As he drove away from the farmhouse, a golden tail of dust
rising behind his Tahoe, Troy reflected on how much happier he’d be to talk to
someone who
wasn’t
thrilled to cooperate. Someone
who maybe had secrets, or at least bad memories.
You already did,
he reminded
himself. Madison’s father.
Hell
.
So, okay, what he really wanted was to find someone
else,
someone with an even bigger secret. He couldn’t
say he’d much liked Guy Laclaire after listening in on the one phone
conversation. But he knew this much: he surely didn’t want to have to arrest the
man.
* * *
M
ADISON
SPENT
PART
of her
day on a teleconference call with Jasmine Miller, a 1995 grad who was serving as
liaison for the Alumni Admission program. An assistant director of admissions,
Marco Quiroz, had joined her. Last year, nearly a hundred alumni across the
country had volunteered to interview kids who’d applied to the college. The
program had taken on increasing importance, as the impressions conveyed by the
alumni interviewers had more of an impact on an applicant’s admittance than most
people would have guessed. Inevitably, some of those interviewers wouldn’t be
available to do it again this year. Jasmine had ideas for recruiting more alumni
to help and for offering guidance to the volunteers, all of which had Marco and
Madison nodding and offering their support.
Alone again in her office, she tried to concentrate on the
column she was supposed to be writing for the upcoming college magazine that
went primarily to alumni but was also used by admissions officers in
recruitment. She kept an eye out year round for alumni who did something
exciting enough to merit a feature article. This particular magazine included an
interview with a fifty-eight-year-old woman who, after her husband died, decided
to fulfill her dream of becoming a Peace Corps volunteer. She’d been accepted
with enthusiasm and sent to Ghana.
Madison realized she’d been staring at her computer monitor for
a good ten minutes, her fingers resting, unmoving, on the keyboard. Not a single
sentence had formed in her mind, much less appeared on the blank screen. She
made a sound of disgust and sat back.
The column wasn’t due for a couple of weeks. She might as well
give up. The truth was, all she could think about was Troy’s quest. So why not
do something useful? Maybe she could descend into the basement, where paper
records were stored. She’d been mildly surprised to discover how many classmates
of Mitchell King had dropped off the college’s radar at some time in the past
thirty-five years.
And, hey! It was bound to be cool down there.
It was so much cooler that she moaned with pleasure, then
sneaked a surreptitious look out into the hall to be sure no one had heard
her.
The pleasure fled when she got a look at the banks of old metal
filing cabinets and tall metal shelving units packed with dusty cardboard
banker’s boxes.
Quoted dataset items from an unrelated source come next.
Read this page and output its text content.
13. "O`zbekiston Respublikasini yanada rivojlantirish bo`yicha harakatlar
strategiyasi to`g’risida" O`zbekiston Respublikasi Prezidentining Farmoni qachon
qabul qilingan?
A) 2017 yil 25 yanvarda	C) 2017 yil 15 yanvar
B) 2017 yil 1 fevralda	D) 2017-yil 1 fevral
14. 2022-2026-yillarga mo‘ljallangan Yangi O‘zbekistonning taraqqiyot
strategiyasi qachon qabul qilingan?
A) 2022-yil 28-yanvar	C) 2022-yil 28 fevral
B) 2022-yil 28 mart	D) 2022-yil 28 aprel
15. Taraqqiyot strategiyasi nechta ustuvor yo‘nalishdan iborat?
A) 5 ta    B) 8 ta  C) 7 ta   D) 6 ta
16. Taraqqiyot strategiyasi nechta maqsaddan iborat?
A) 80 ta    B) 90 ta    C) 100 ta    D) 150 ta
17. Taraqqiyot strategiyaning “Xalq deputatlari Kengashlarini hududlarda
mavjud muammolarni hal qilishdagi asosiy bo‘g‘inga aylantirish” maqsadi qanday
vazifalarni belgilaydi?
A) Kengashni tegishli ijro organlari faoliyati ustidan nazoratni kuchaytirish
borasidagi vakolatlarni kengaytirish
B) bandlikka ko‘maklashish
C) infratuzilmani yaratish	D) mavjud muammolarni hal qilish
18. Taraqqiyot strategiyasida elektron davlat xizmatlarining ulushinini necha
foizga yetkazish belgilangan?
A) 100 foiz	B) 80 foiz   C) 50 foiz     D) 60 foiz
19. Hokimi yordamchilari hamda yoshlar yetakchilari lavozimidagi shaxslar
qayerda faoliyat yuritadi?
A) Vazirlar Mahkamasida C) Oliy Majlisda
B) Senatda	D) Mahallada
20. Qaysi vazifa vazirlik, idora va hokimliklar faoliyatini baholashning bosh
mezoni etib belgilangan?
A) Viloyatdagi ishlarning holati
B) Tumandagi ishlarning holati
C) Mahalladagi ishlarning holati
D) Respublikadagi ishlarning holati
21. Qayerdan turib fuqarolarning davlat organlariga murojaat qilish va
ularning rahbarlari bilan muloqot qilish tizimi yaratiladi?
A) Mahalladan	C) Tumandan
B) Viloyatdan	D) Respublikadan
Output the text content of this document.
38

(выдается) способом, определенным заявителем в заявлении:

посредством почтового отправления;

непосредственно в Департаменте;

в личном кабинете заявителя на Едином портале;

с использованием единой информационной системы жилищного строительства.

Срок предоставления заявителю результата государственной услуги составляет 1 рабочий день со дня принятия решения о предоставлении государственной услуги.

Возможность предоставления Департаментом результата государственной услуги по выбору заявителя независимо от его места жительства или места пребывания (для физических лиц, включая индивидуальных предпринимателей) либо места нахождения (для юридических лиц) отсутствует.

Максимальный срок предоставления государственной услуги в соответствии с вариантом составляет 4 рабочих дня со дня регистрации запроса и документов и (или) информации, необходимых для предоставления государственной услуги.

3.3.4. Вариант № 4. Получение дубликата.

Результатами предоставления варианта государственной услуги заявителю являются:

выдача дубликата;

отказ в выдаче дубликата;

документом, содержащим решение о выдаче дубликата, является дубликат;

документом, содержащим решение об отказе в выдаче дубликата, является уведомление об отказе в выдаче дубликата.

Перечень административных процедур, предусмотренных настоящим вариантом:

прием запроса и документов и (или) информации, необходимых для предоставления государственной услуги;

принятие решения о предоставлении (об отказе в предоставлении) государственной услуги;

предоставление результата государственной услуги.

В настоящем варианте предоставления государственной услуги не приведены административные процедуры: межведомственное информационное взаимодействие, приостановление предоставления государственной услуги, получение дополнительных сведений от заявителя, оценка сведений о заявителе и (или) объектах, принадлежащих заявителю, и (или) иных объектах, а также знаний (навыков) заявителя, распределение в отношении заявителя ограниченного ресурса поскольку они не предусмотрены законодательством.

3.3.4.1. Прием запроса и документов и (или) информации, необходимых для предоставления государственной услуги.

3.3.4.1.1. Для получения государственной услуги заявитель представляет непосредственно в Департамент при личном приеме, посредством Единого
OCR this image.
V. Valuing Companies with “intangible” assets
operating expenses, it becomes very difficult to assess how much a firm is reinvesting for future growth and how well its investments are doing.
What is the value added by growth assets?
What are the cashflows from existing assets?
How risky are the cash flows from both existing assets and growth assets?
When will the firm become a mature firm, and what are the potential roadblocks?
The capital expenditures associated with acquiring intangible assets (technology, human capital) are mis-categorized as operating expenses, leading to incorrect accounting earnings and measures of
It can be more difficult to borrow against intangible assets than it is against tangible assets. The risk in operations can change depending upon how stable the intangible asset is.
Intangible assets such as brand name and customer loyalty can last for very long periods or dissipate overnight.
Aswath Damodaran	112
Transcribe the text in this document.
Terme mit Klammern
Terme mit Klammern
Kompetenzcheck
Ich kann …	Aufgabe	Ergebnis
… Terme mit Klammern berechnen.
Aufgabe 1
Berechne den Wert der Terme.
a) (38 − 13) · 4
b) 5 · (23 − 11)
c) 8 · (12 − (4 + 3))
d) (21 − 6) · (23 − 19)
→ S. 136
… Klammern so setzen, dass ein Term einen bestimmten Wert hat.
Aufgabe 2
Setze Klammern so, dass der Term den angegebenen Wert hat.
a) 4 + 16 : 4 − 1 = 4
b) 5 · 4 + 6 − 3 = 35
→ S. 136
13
If she had to open every drawer and box...! But it turned out
labeling was adequate for her to find a good starting place, saving her from
perusing records that dated to the 1930s or who knew when. Eventually Madison
plunked one of the boxes on the single library table and pulled out the first
file.
Nope—these graduates were seven years ahead of her father. She
checked a couple of other files then replaced the lid and heaved the box back
onto a top shelf, taking down the one next to it.
She was already tired by the time she found the first records
from her father’s year of graduation. They’d been tidily put away in
alphabetical order. Jennifer Abhold was the first student.
Jennifer, Madison discovered, had dropped out before the end of
her freshman year.
Gerald Ackerman had graduated. There were a couple of brief
communications from him—he was working toward a Ph.D. in Biochemistry at an East
Coast school, he’d gotten married... And then at the back of his slim file was a
note from his wife, saying that Gerry had been killed by a drunk driver.